Sur l’indemnité d’occupation :
Monsieur [P] [R] se maintenant dans les lieux malgré la résiliation du contrat de bail, il convient de fixer à sa charge une indemnité d’occupation mensuelle d’un montant égal à celui du loyer révisable selon les dispositions contractuelles et des charges. Aucun décompte n’étant versé aux débats et aucune dette locative n’étant constatée, il y a lieu de dire que cette indemnité sera due, en deniers ou quittances, à compter du 08 AOUT 2025, date de l’ordonnance et jusqu’à la libération effective des lieux.

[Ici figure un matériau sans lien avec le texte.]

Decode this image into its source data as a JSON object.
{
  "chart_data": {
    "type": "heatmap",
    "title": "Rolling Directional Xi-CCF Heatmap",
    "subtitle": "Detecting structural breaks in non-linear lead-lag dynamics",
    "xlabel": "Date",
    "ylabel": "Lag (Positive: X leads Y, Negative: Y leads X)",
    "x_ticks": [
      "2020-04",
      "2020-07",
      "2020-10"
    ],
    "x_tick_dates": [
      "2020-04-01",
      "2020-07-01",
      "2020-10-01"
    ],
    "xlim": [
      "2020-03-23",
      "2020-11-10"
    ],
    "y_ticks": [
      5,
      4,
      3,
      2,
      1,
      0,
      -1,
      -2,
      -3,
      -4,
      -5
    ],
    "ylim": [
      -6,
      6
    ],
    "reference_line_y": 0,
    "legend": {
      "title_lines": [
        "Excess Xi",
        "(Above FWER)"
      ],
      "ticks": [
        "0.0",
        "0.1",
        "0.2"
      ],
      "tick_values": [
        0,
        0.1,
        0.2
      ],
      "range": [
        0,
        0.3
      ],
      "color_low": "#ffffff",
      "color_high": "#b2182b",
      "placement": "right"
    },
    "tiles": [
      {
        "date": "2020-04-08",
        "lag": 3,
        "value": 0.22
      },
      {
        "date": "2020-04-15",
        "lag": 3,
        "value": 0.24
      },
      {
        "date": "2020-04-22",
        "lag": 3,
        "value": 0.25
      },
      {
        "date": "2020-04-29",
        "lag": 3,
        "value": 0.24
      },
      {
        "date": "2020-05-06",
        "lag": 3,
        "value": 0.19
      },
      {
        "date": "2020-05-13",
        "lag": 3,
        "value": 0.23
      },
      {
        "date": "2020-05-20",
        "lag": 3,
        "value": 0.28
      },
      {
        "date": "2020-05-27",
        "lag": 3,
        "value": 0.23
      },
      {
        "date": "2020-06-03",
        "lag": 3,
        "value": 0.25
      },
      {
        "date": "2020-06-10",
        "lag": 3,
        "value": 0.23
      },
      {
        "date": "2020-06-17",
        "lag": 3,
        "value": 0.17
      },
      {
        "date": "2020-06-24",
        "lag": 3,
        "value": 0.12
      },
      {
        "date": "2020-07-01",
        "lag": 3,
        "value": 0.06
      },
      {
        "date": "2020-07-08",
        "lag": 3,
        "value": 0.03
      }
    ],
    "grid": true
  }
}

Sur les dépens et l’article 700 du code de procédure civile :
Aux termes de l’article 696 du code de procédure civile, la partie qui succombe est condamnée aux dépens. Ceux-ci seront donc mis à la charge de Monsieur [P] [R]. Ces dépens ne peuvent comprendre le coût du congé dont la charge incombe au seul bailleur, pas plus qu’il ne saurait être mis à la charge de Monsieur [P] [R] un commandement de payer non délivré dans le cadre de la présente procédure.

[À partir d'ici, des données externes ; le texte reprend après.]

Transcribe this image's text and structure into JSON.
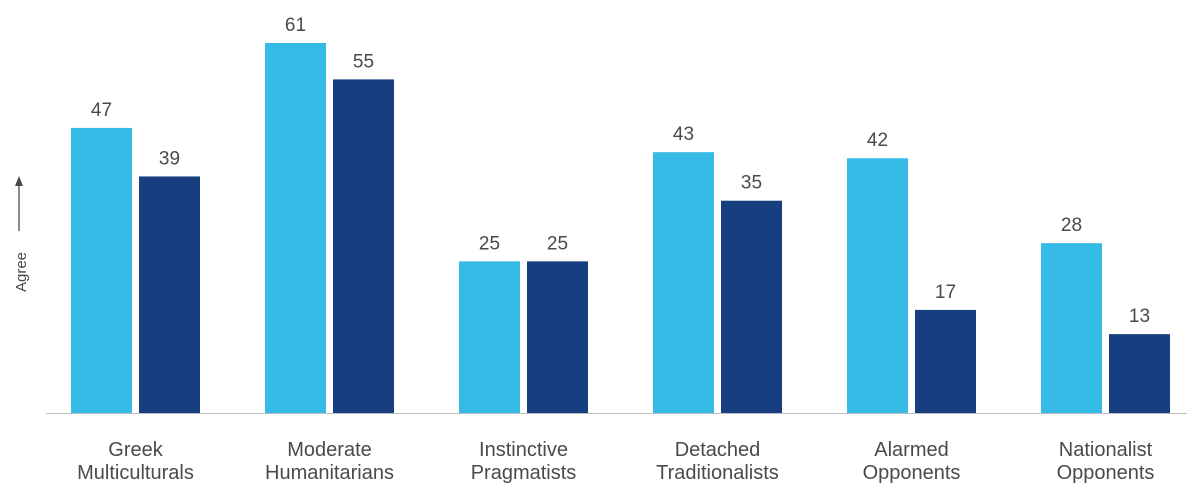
{
  "chart_data": {
    "type": "bar",
    "categories": [
      [
        "Greek",
        "Multiculturals"
      ],
      [
        "Moderate",
        "Humanitarians"
      ],
      [
        "Instinctive",
        "Pragmatists"
      ],
      [
        "Detached",
        "Traditionalists"
      ],
      [
        "Alarmed",
        "Opponents"
      ],
      [
        "Nationalist",
        "Opponents"
      ]
    ],
    "series": [
      {
        "values": [
          47,
          61,
          25,
          43,
          42,
          28
        ],
        "color": "#35bbe6"
      },
      {
        "values": [
          39,
          55,
          25,
          35,
          17,
          13
        ],
        "color": "#173f80"
      }
    ],
    "title": "",
    "xlabel": "",
    "ylabel": "Agree",
    "ylabel_arrow": "up",
    "ylim": [
      0,
      61
    ],
    "grid": false,
    "legend": "none",
    "data_labels": true,
    "baseline_color": "#bdbdbd",
    "label_color": "#4a4a4a"
  }
}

Aux termes de l’article 700 du même code, le juge condamne la partie tenue aux dépens à payer à l’autre partie, au titre des frais exposés et non compris dans les dépens, la somme qu’il détermine en tenant compte de l’équité. Il convient de condamner [R] à verser à Madame [B] [W] née [C] et Monsieur [O] [W] la somme de 250 euros.

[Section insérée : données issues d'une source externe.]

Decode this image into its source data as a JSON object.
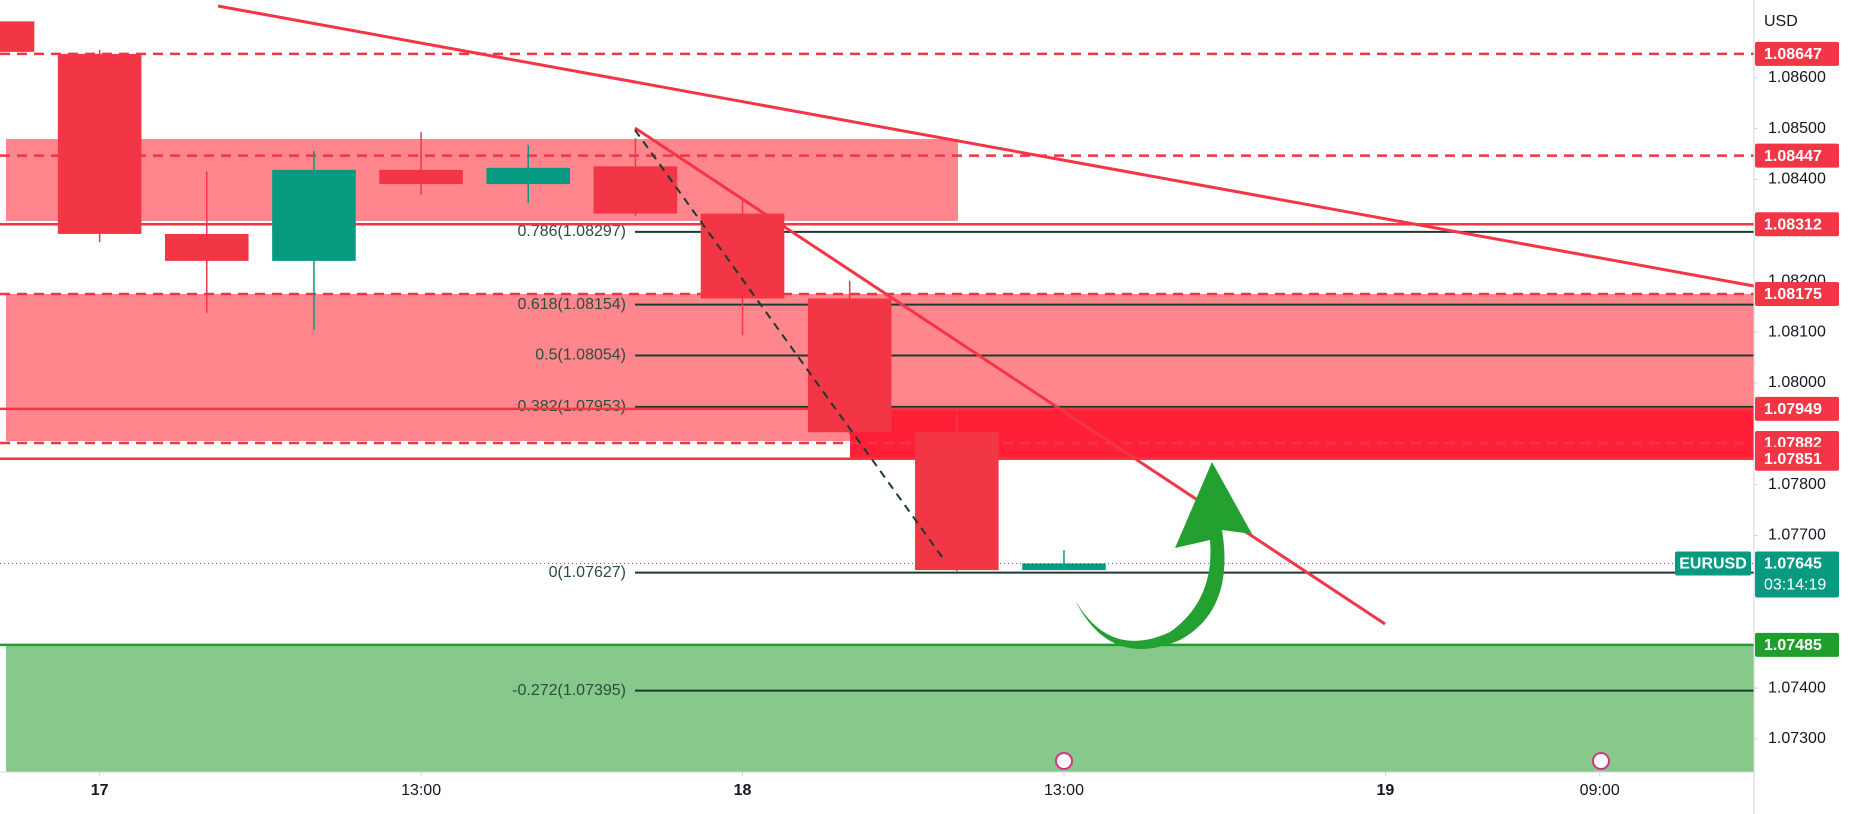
{
  "chart_data": {
    "type": "candlestick",
    "currency": "USD",
    "symbol": "EURUSD",
    "countdown": "03:14:19",
    "last_price": 1.07645,
    "up_color": "#089981",
    "down_color": "#f23645",
    "x": [
      -1,
      0,
      1,
      2,
      3,
      4,
      5,
      6,
      7,
      8,
      9
    ],
    "open": [
      1.08711,
      1.08647,
      1.08293,
      1.0824,
      1.08419,
      1.08391,
      1.08426,
      1.08333,
      1.08166,
      1.07903,
      1.07632
    ],
    "high": [
      1.08711,
      1.08655,
      1.08416,
      1.08456,
      1.08493,
      1.08468,
      1.08481,
      1.08358,
      1.08201,
      1.07952,
      1.07671
    ],
    "low": [
      1.08651,
      1.08277,
      1.08138,
      1.08105,
      1.0837,
      1.08354,
      1.08328,
      1.08094,
      1.07899,
      1.0763,
      1.07632
    ],
    "close": [
      1.08651,
      1.08293,
      1.0824,
      1.08419,
      1.08391,
      1.08423,
      1.08333,
      1.08166,
      1.07903,
      1.07632,
      1.07645
    ],
    "xlim": [
      -0.93,
      15.44
    ],
    "xticks": [
      {
        "value": 0,
        "label": "17"
      },
      {
        "value": 3,
        "label": "13:00"
      },
      {
        "value": 6,
        "label": "18"
      },
      {
        "value": 9,
        "label": "13:00"
      },
      {
        "value": 12,
        "label": "19"
      },
      {
        "value": 14,
        "label": "09:00"
      }
    ],
    "ylim": [
      1.07235,
      1.08753
    ],
    "yticks": [
      {
        "value": 1.086,
        "label": "1.08600"
      },
      {
        "value": 1.085,
        "label": "1.08500"
      },
      {
        "value": 1.084,
        "label": "1.08400"
      },
      {
        "value": 1.082,
        "label": "1.08200"
      },
      {
        "value": 1.081,
        "label": "1.08100"
      },
      {
        "value": 1.08,
        "label": "1.08000"
      },
      {
        "value": 1.078,
        "label": "1.07800"
      },
      {
        "value": 1.077,
        "label": "1.07700"
      },
      {
        "value": 1.074,
        "label": "1.07400"
      },
      {
        "value": 1.073,
        "label": "1.07300"
      }
    ],
    "levels": [
      {
        "value": 1.08647,
        "color": "#f23645",
        "style": "dashed"
      },
      {
        "value": 1.08447,
        "color": "#f23645",
        "style": "dashed"
      },
      {
        "value": 1.08312,
        "color": "#f23645",
        "style": "solid"
      },
      {
        "value": 1.08175,
        "color": "#f23645",
        "style": "dashed"
      },
      {
        "value": 1.07949,
        "color": "#f23645",
        "style": "solid"
      },
      {
        "value": 1.07882,
        "color": "#f23645",
        "style": "dashed"
      },
      {
        "value": 1.07851,
        "color": "#f23645",
        "style": "solid"
      },
      {
        "value": 1.07485,
        "color": "#1f9e2c",
        "style": "solid"
      }
    ],
    "fib_levels": [
      {
        "label": "0.786(1.08297)",
        "value": 1.08297
      },
      {
        "label": "0.618(1.08154)",
        "value": 1.08154
      },
      {
        "label": "0.5(1.08054)",
        "value": 1.08054
      },
      {
        "label": "0.382(1.07953)",
        "value": 1.07953
      },
      {
        "label": "0(1.07627)",
        "value": 1.07627
      },
      {
        "label": "-0.272(1.07395)",
        "value": 1.07395
      }
    ]
  }
}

Il convient de rappeler que l’exécution provisoire de la présente ordonnance est de droit.
PAR CES MOTIFS,
Statuant publiquement par mise à disposition au greffe, par ordonnance réputée contradictoire et en premier ressort,
Tous droits et moyens des parties réservés devant le juge du fond ;
CONSTATONS la validité du congé délivré à Monsieur [P] [R] le 02 JUILLET 2024 ;
CONSTATONS que Monsieur [P] [R] est déchu de tout titre d’occupation depuis le 04 JANVIER 2025 ;
CONDAMNONS Monsieur [P] [R] à quitter les lieux loués situés à [Adresse 2] ;
DISONS qu’à défaut pour Monsieur [P] [R] de libérer volontairement les lieux, il sera procédé à son expulsion et à celle de tous occupants de son chef avec si nécessaire le concours et l’assistance de la force publique deux mois après la délivrance d’un commandement de quitter les lieux conformément aux dispositions de l’article L.412-1 du code des procédures civiles d’exécution ;
RAPPELONS que le sort des meubles en cas d’expulsion est régi par les articles L.433-1, L.433-2 et R.433-1 et suivants du code des procédures civiles d’exécution ;
FIXONS une indemnité d’occupation égale au montant du loyer, révisable selon les dispositions contractuelles et de la provision sur charges, augmentée de la régularisation au titre des charges dûment justifiées ;
CONDAMNONS en deniers ou quittances valables Monsieur [P] [R] à payer à Madame [B] [W] née [C] et Monsieur [O] [W] l’indemnité d’occupation mensuelle ci-dessus fixée, à compter du 08 AOUT 2025 jusqu’à libération effective des lieux ;
CONDAMNONS Monsieur [P] [R] aux dépens ;
CONDAMNONS Monsieur [P] [R] à payer à Madame [B] [W] née [C] et Monsieur [O] [W] la somme de 250 euros en vertu de l’article 700 du Code de Procédure Civile ;
REJETONS le surplus des demandes ;
RAPPELONS que la présente ordonnance est exécutoire à titre provisoire ;
Ainsi jugé les jour, mois et an susdits.